Dendrograms showing the relative community relatedness of the endophytic actinobacterial population present in the roots of wheat grown in three different field soils according to the Jaccard coefficient. The three dendrograms show the Jaccard coefficient of the three populations with the T-RFLP profile obtained with HinfI (a), HhaI (b), and MboI (c).
From the average TRFs obtained for each restriction enzyme (Table 2), the endophytic actinobacterial population was determined using the TAP T-RFLP software (27) linked to the RDP database (25). The Ap values for each actinobacterial genus were calculated as described above and shown on the additional-data website in Tables A1.4 to A1.6 for Red Loam, A2.4 to A2.6 for Swedes Flat, and A3.4 to A3.6 for Western Flat. The detailed calculations showing how the Ap values were corrected for each triple TRF-genus match are shown in Tables A1.7, A2.7, and A3.7 on the additional-data website. In addition, the actinobacterial genera identified and the relative proportions present in the roots of wheat grown for 6 weeks in each field soil are shown on the additional-data website in Tables A.1.8 (Red Loam), A.2.8 (Swedes Flat), and A.3.8 (Western Flat).

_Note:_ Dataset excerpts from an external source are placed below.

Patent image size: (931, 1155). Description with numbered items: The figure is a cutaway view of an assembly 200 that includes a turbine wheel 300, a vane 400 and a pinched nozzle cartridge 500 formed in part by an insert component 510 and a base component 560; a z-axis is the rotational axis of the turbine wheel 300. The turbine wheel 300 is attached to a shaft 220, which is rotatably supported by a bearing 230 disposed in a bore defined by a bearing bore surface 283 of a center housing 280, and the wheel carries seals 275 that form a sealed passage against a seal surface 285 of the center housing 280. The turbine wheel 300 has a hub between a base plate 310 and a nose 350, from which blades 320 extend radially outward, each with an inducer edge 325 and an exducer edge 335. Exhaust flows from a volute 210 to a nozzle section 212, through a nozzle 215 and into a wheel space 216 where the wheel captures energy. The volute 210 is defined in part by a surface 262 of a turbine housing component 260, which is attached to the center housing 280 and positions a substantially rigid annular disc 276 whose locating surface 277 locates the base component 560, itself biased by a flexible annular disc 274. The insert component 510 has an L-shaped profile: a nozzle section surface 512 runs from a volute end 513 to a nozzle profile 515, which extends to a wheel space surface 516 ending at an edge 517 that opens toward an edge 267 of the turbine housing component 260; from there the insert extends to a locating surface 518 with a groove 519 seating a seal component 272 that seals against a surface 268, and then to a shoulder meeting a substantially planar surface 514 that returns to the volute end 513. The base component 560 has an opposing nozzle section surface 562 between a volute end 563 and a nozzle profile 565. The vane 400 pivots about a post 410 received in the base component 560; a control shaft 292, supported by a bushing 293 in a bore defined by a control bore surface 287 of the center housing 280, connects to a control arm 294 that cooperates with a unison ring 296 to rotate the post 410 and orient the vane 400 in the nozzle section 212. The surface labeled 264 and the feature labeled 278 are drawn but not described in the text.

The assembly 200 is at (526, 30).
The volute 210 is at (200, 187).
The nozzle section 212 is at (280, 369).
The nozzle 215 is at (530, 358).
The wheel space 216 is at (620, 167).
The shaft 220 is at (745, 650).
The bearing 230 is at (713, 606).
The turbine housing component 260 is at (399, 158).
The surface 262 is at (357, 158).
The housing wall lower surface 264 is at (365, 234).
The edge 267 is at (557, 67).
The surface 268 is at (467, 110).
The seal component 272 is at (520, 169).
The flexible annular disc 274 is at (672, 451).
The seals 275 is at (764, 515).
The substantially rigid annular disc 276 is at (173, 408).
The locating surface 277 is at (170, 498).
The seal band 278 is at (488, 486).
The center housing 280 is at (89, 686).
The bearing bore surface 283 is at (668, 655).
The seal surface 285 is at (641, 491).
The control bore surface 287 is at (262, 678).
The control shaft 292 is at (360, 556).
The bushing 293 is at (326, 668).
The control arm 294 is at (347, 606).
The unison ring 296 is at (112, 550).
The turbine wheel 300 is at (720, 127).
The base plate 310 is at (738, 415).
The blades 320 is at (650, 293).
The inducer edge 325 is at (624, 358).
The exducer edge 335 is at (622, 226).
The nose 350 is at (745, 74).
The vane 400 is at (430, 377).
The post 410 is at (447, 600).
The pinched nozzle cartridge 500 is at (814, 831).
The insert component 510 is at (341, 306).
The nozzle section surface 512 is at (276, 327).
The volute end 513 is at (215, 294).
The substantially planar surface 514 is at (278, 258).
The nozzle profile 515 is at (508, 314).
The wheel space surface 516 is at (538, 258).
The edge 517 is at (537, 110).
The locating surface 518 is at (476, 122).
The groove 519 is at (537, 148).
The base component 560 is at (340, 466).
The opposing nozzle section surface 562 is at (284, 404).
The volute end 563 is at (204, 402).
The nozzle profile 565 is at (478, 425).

These results are summarized in Table 3, showing the maximum percentage of each actinobacterial genus identified in the wheat plants grown in each of the three soils. The maximum Ap values listed for each of the genera will be an overestimation because of the multiple genera that are correlated with some triple TRF-genus matches. For the same reason, the minimum Ap value for some genera may be 0, but a minimum value is presented to indicate the theoretical range for any bacterial genus that is present in the plant root.
TABLE 3.
Maximum Ap of each genus identified by T-RFLP in the roots of wheat grown for 6 weeks in field soils obtained from Red Loam, Swedes Flat, and Western Flat
| Genus | Max Ap
|
||
|---|---|---|---|
| Red Loam | Swedes Flat | Western Flat | |
| Mycobacterium | 1.30 | 21.02 | 2.45 |
| Bifidobacterium | 5.78 | 20.78 | 1.24 |
| Rhodococcus | 1.95 | 20.64 | 1.24 |
| Streptomyces | 14.35 | 18.53 | 0.00 |
| Nocardia | 6.22 | 16.75 | 1.18 |
| Geodermatophilus | 1.30 | 13.76 | 1.24 |
| Saccharomonospora | 1.30 | 9.45 | 0.62 |
| Arthrobacter | 11.49 | 7.52 | 0.62 |
| Microbacterium | 0.65 | 7.41 | 0.62 |
| Frankia | 1.30 | 6.51 | 0.62 |
| Gordonia | 0.65 | 6.88 | 1.26 |
| Saccharothrix | 0.00 | 6.44 | 0.59 |
| Brevibacterium | 4.50 | 6.05 | 1.24 |
| Thermonospora | 2.62 | 5.47 | 0.00 |
| Kitasatospora | 1.95 | 5.52 | 15.02 |
| Pimelobacter | 0.65 | 4.99 | 0.62 |
| Lentzea | 1.30 | 4.99 | 0.62 |
| Agromyces | 0.00 | 4.84 | 0.00 |
| Actinomyces | 0.00 | 4.72 | 0.00 |
| Williamsia | 0.65 | 4.46 | 0.00 |
| Thermocrispum | 2.62 | 4.46 | 0.00 |
| Sanguibacter | 0.65 | 4.46 | 0.00 |
| Rubrobacter | 4.93 | 4.46 | 0.00 |
| Promicromonospora | 0.65 | 4.46 | 0.00 |
| Corynebacterium | 1.30 | 1.06 | 1.24 |
| Micrococcus | 0.65 | 2.95 | 0.62 |
| Micromonospora | 0.00 | 2.51 | 0.59 |
| Leifsonia | 0.00 | 2.42 | 0.00 |
| Dietzia | 0.00 | 2.42 | 0.00 |
| Curtobacterium | 0.00 | 2.42 | 0.00 |
| Kineococcus-like bacterium | 11.49 | 1.54 | 0.62 |
| Actinosynnema | 2.46 | 1.98 | 1.18 |
| Actinoplanes | 4.92 | 2.00 | 0.59 |
| Catellatospora | 0.65 | 1.06 | 0.62 |
| Sarraceniospora | 0.65 | 1.06 | 0.00 |
| Nocardioides | 3.27 | 0.53 | 0.00 |
| Lechevalieria | 0.65 | 1.06 | 0.62 |
| Kribella | 0.00 | 1.06 | 0.00 |
| Streptoalloteichus | 2.46 | 1.01 | 0.00 |
| Spirilliplanes | 2.46 | 1.01 | 0.00 |
| Amycolatopsis | 7.73 | 0.00 | 0.00 |
The highest level of diversity and endophytic colonization was present in the roots of wheat grown in the Swedes Flat soil. Wheat grown in the Western Flat soil contained the lowest level of endophytic actinobacterial diversity and colonization.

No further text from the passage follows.